Resolves a CRL for the target certificate using the configured resolver callback and applies revocation processing according to the supplied revocation policy options.

Parameters

certificate	[const][struct] The certificate whose revocation status is being checked.
issuer	[const][struct] The issuer certificate for the target certificate.
options	[const][struct] The revocation policy and callback options.
validationtime	[const][struct] The time used to evaluate CRL validity.

Returns

[enum] Returns a qsc_x509_revocation_status code.

qsc_x509_certificate_check_revocation_with_crl()

QSC_EXPORT_API qsc_x509_revocation_status qsc_x509_certificate_check_revocation_with_crl	(	const qsc_x509_certificate *	certificate,
		const qsc_x509_certificate *	issuer,
		const qsc_x509_crl *	crl,
		qsc_x509_crl_signature_verify_callback	verifycallback,
		void *	verifycontext,
		const qsc_x509_time *	validationtime )

Check certificate revocation status using a supplied CRL.

Evaluates the target certificate against the supplied CRL, verifies the CRL against the issuer certificate using the caller-supplied verification callback, and returns a normalized revocation status result.

Parameters

certificate	[const][struct] The certificate whose revocation status is being checked.
issuer	[const][struct] The issuer certificate for the target certificate.
crl	[const][struct] The CRL to use for revocation checking.
verifycallback	The callback used to verify the CRL signature.
verifycontext	Caller-defined opaque context passed to the verification callback.
validationtime	[const][struct] The time used to evaluate CRL validity.

Returns

[enum] Returns a qsc_x509_revocation_status code.
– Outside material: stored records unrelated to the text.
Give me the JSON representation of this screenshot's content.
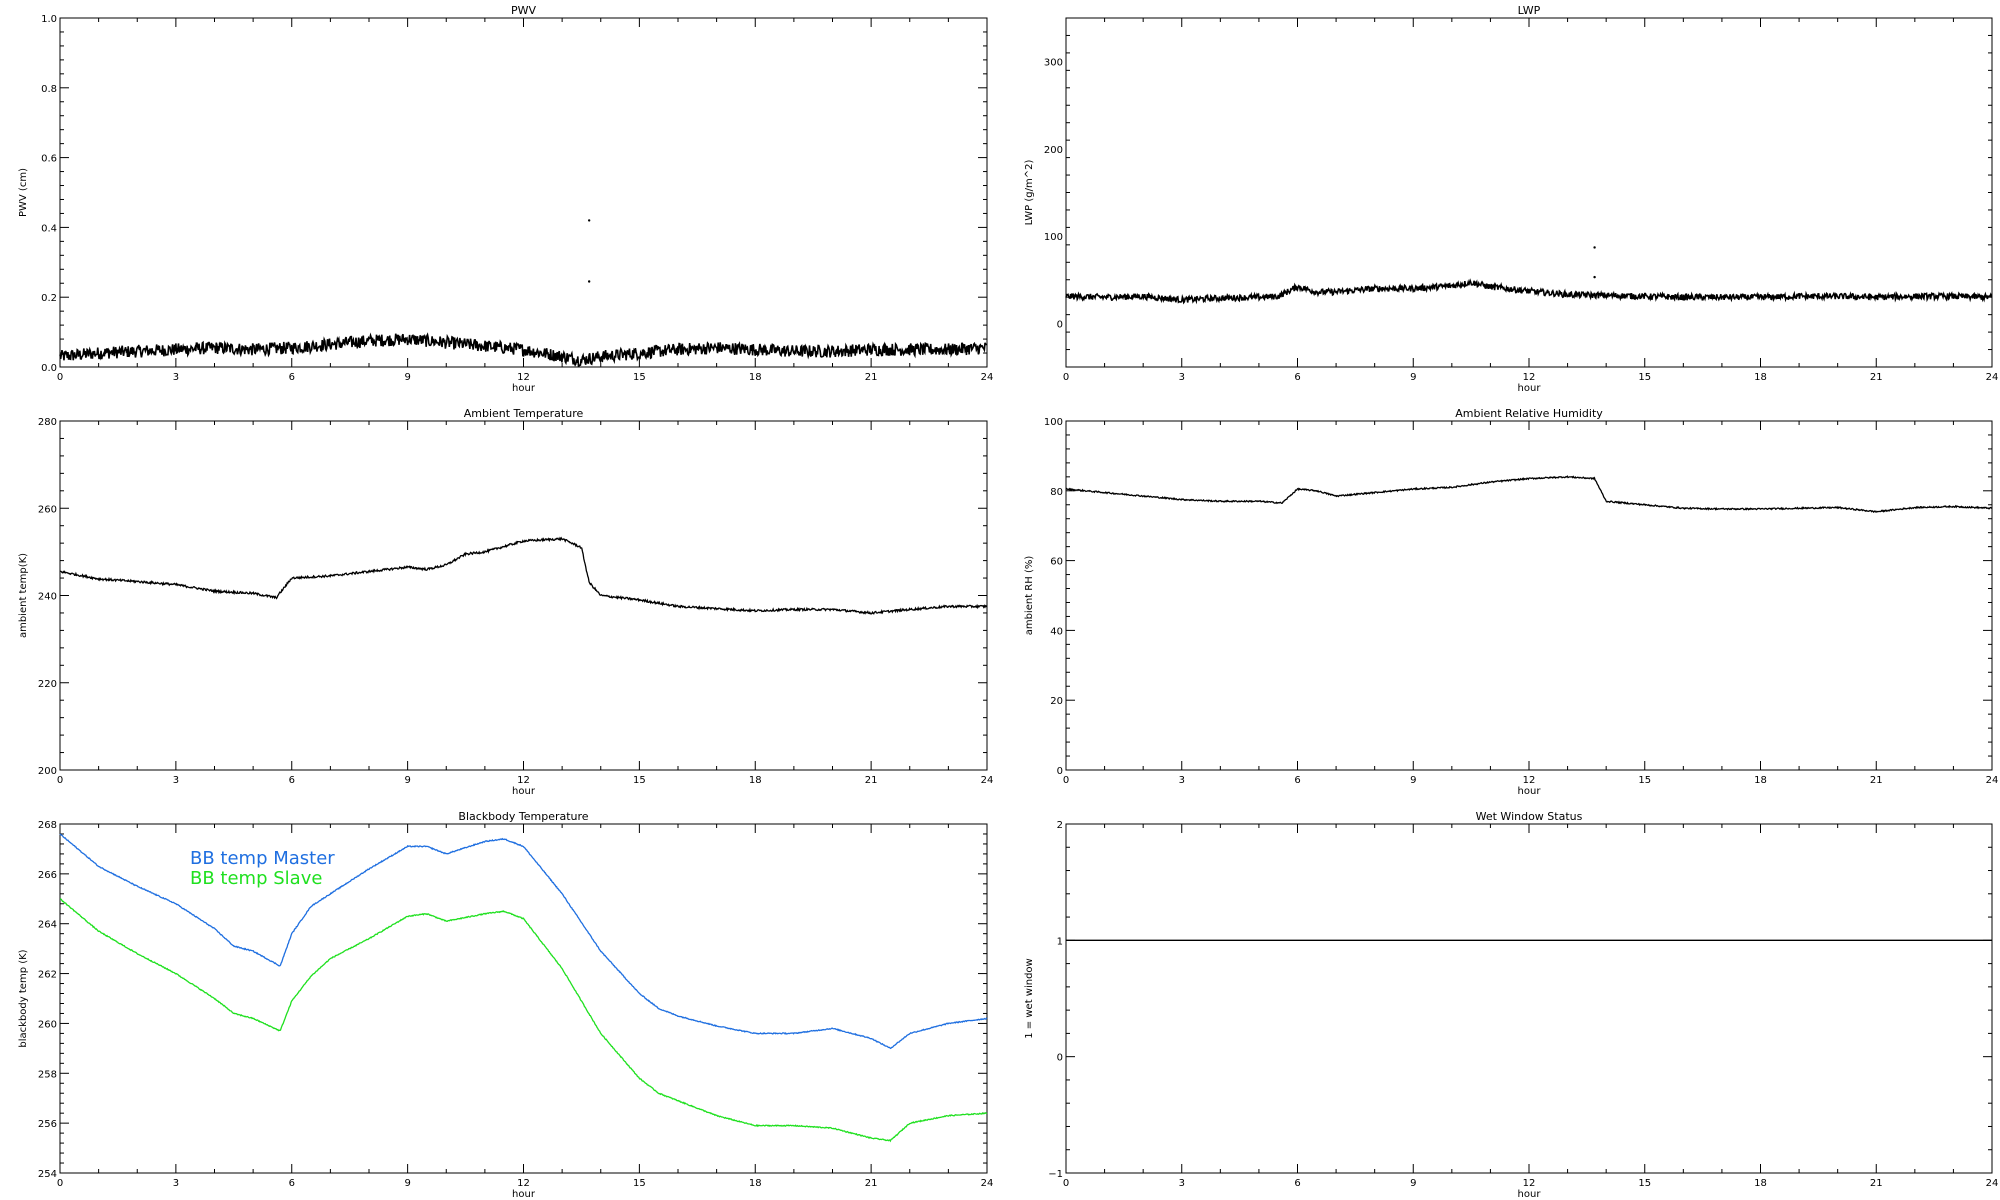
{
  "chart_data": [
    {
      "id": "pwv",
      "type": "line",
      "title": "PWV",
      "xlabel": "hour",
      "ylabel": "PWV (cm)",
      "xlim": [
        0,
        24
      ],
      "ylim": [
        0,
        1.0
      ],
      "xticks": [
        0,
        3,
        6,
        9,
        12,
        15,
        18,
        21,
        24
      ],
      "yticks": [
        0.0,
        0.2,
        0.4,
        0.6,
        0.8,
        1.0
      ],
      "ytick_labels": [
        "0.0",
        "0.2",
        "0.4",
        "0.6",
        "0.8",
        "1.0"
      ],
      "series": [
        {
          "color": "#000000",
          "noise": 0.018,
          "x": [
            0,
            1,
            2,
            3,
            4,
            5,
            6,
            7,
            8,
            9,
            10,
            11,
            12,
            13,
            13.5,
            14,
            15,
            16,
            17,
            18,
            19,
            20,
            21,
            22,
            23,
            24
          ],
          "y": [
            0.03,
            0.04,
            0.045,
            0.05,
            0.055,
            0.05,
            0.055,
            0.065,
            0.075,
            0.08,
            0.07,
            0.06,
            0.05,
            0.03,
            0.02,
            0.03,
            0.04,
            0.05,
            0.055,
            0.05,
            0.045,
            0.045,
            0.05,
            0.05,
            0.05,
            0.055
          ]
        }
      ],
      "points": [
        {
          "x": 13.7,
          "y": 0.42
        },
        {
          "x": 13.7,
          "y": 0.245
        }
      ]
    },
    {
      "id": "lwp",
      "type": "line",
      "title": "LWP",
      "xlabel": "hour",
      "ylabel": "LWP (g/m^2)",
      "xlim": [
        0,
        24
      ],
      "ylim": [
        -50,
        350
      ],
      "xticks": [
        0,
        3,
        6,
        9,
        12,
        15,
        18,
        21,
        24
      ],
      "yticks": [
        0,
        100,
        200,
        300
      ],
      "ytick_labels": [
        "0",
        "100",
        "200",
        "300"
      ],
      "series": [
        {
          "color": "#000000",
          "noise": 3.5,
          "x": [
            0,
            1,
            2,
            3,
            4,
            5,
            5.5,
            6,
            6.5,
            7,
            8,
            9,
            10,
            10.5,
            11,
            12,
            13,
            14,
            15,
            16,
            17,
            18,
            19,
            20,
            21,
            22,
            23,
            24
          ],
          "y": [
            31,
            30,
            31,
            27,
            29,
            30,
            31,
            42,
            36,
            36,
            40,
            40,
            43,
            47,
            42,
            37,
            33,
            32,
            31,
            30,
            30,
            30,
            31,
            31,
            30,
            31,
            31,
            30
          ]
        }
      ],
      "points": [
        {
          "x": 13.7,
          "y": 87
        },
        {
          "x": 13.7,
          "y": 53
        }
      ]
    },
    {
      "id": "ambient-temp",
      "type": "line",
      "title": "Ambient Temperature",
      "xlabel": "hour",
      "ylabel": "ambient temp(K)",
      "xlim": [
        0,
        24
      ],
      "ylim": [
        200,
        280
      ],
      "xticks": [
        0,
        3,
        6,
        9,
        12,
        15,
        18,
        21,
        24
      ],
      "yticks": [
        200,
        220,
        240,
        260,
        280
      ],
      "ytick_labels": [
        "200",
        "220",
        "240",
        "260",
        "280"
      ],
      "series": [
        {
          "color": "#000000",
          "noise": 0.25,
          "x": [
            0,
            1,
            2,
            3,
            4,
            5,
            5.6,
            6,
            7,
            8,
            9,
            9.5,
            10,
            10.5,
            11,
            12,
            13,
            13.5,
            13.7,
            14,
            15,
            16,
            17,
            18,
            19,
            20,
            21,
            22,
            23,
            24
          ],
          "y": [
            245.5,
            243.8,
            243.2,
            242.5,
            241,
            240.5,
            239.5,
            244,
            244.5,
            245.5,
            246.5,
            246,
            247,
            249.5,
            250,
            252.5,
            253,
            251,
            243,
            240,
            239,
            237.5,
            237,
            236.5,
            236.8,
            236.8,
            236,
            236.8,
            237.5,
            237.5
          ]
        }
      ],
      "points": []
    },
    {
      "id": "ambient-rh",
      "type": "line",
      "title": "Ambient Relative Humidity",
      "xlabel": "hour",
      "ylabel": "ambient RH (%)",
      "xlim": [
        0,
        24
      ],
      "ylim": [
        0,
        100
      ],
      "xticks": [
        0,
        3,
        6,
        9,
        12,
        15,
        18,
        21,
        24
      ],
      "yticks": [
        0,
        20,
        40,
        60,
        80,
        100
      ],
      "ytick_labels": [
        "0",
        "20",
        "40",
        "60",
        "80",
        "100"
      ],
      "series": [
        {
          "color": "#000000",
          "noise": 0.2,
          "x": [
            0,
            1,
            2,
            3,
            4,
            5,
            5.6,
            6,
            6.5,
            7,
            8,
            9,
            10,
            11,
            12,
            13,
            13.7,
            14,
            15,
            16,
            17,
            18,
            19,
            20,
            21,
            22,
            23,
            24
          ],
          "y": [
            80.5,
            79.5,
            78.5,
            77.5,
            77,
            77,
            76.5,
            80.5,
            80,
            78.5,
            79.5,
            80.5,
            81,
            82.5,
            83.5,
            84,
            83.5,
            77,
            76,
            75,
            74.8,
            74.8,
            75,
            75.2,
            74,
            75.2,
            75.5,
            75
          ]
        }
      ],
      "points": []
    },
    {
      "id": "blackbody-temp",
      "type": "line",
      "title": "Blackbody Temperature",
      "xlabel": "hour",
      "ylabel": "blackbody temp (K)",
      "xlim": [
        0,
        24
      ],
      "ylim": [
        254,
        268
      ],
      "xticks": [
        0,
        3,
        6,
        9,
        12,
        15,
        18,
        21,
        24
      ],
      "yticks": [
        254,
        256,
        258,
        260,
        262,
        264,
        266,
        268
      ],
      "ytick_labels": [
        "254",
        "256",
        "258",
        "260",
        "262",
        "264",
        "266",
        "268"
      ],
      "legend_position": "top-left",
      "series": [
        {
          "name": "BB temp Master",
          "color": "#1f6fe0",
          "noise": 0.02,
          "x": [
            0,
            1,
            2,
            3,
            4,
            4.5,
            5,
            5.7,
            6,
            6.5,
            7,
            8,
            9,
            9.5,
            10,
            11,
            11.5,
            12,
            13,
            14,
            15,
            15.5,
            16,
            17,
            18,
            19,
            20,
            21,
            21.5,
            22,
            23,
            24
          ],
          "y": [
            267.6,
            266.3,
            265.5,
            264.8,
            263.8,
            263.1,
            262.9,
            262.3,
            263.6,
            264.7,
            265.2,
            266.2,
            267.1,
            267.1,
            266.8,
            267.3,
            267.4,
            267.1,
            265.2,
            262.9,
            261.2,
            260.6,
            260.3,
            259.9,
            259.6,
            259.6,
            259.8,
            259.4,
            259.0,
            259.6,
            260.0,
            260.2
          ]
        },
        {
          "name": "BB temp Slave",
          "color": "#1fe01f",
          "noise": 0.02,
          "x": [
            0,
            1,
            2,
            3,
            4,
            4.5,
            5,
            5.7,
            6,
            6.5,
            7,
            8,
            9,
            9.5,
            10,
            11,
            11.5,
            12,
            13,
            14,
            15,
            15.5,
            16,
            17,
            18,
            19,
            20,
            21,
            21.5,
            22,
            23,
            24
          ],
          "y": [
            265.0,
            263.7,
            262.8,
            262.0,
            261.0,
            260.4,
            260.2,
            259.7,
            260.9,
            261.9,
            262.6,
            263.4,
            264.3,
            264.4,
            264.1,
            264.4,
            264.5,
            264.2,
            262.2,
            259.6,
            257.8,
            257.2,
            256.9,
            256.3,
            255.9,
            255.9,
            255.8,
            255.4,
            255.3,
            256.0,
            256.3,
            256.4
          ]
        }
      ],
      "points": []
    },
    {
      "id": "wet-window",
      "type": "line",
      "title": "Wet Window Status",
      "xlabel": "hour",
      "ylabel": "1 = wet window",
      "xlim": [
        0,
        24
      ],
      "ylim": [
        -1,
        2
      ],
      "xticks": [
        0,
        3,
        6,
        9,
        12,
        15,
        18,
        21,
        24
      ],
      "yticks": [
        -1,
        0,
        1,
        2
      ],
      "ytick_labels": [
        "−1",
        "0",
        "1",
        "2"
      ],
      "series": [
        {
          "color": "#000000",
          "noise": 0,
          "x": [
            0,
            24
          ],
          "y": [
            1,
            1
          ]
        }
      ],
      "points": []
    }
  ]
}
qsc_x509_revocation_options_initialize()

QSC_EXPORT_API void qsc_x509_revocation_options_initialize

(

qsc_x509_revocation_options *

options

)

Initialize a revocation options structure.

Resets the revocation options object to a clean default state suitable for later policy and callback configuration.

Parameters

options

[struct] The revocation options structure to initialize.

Returns

[void] This function does not return a value.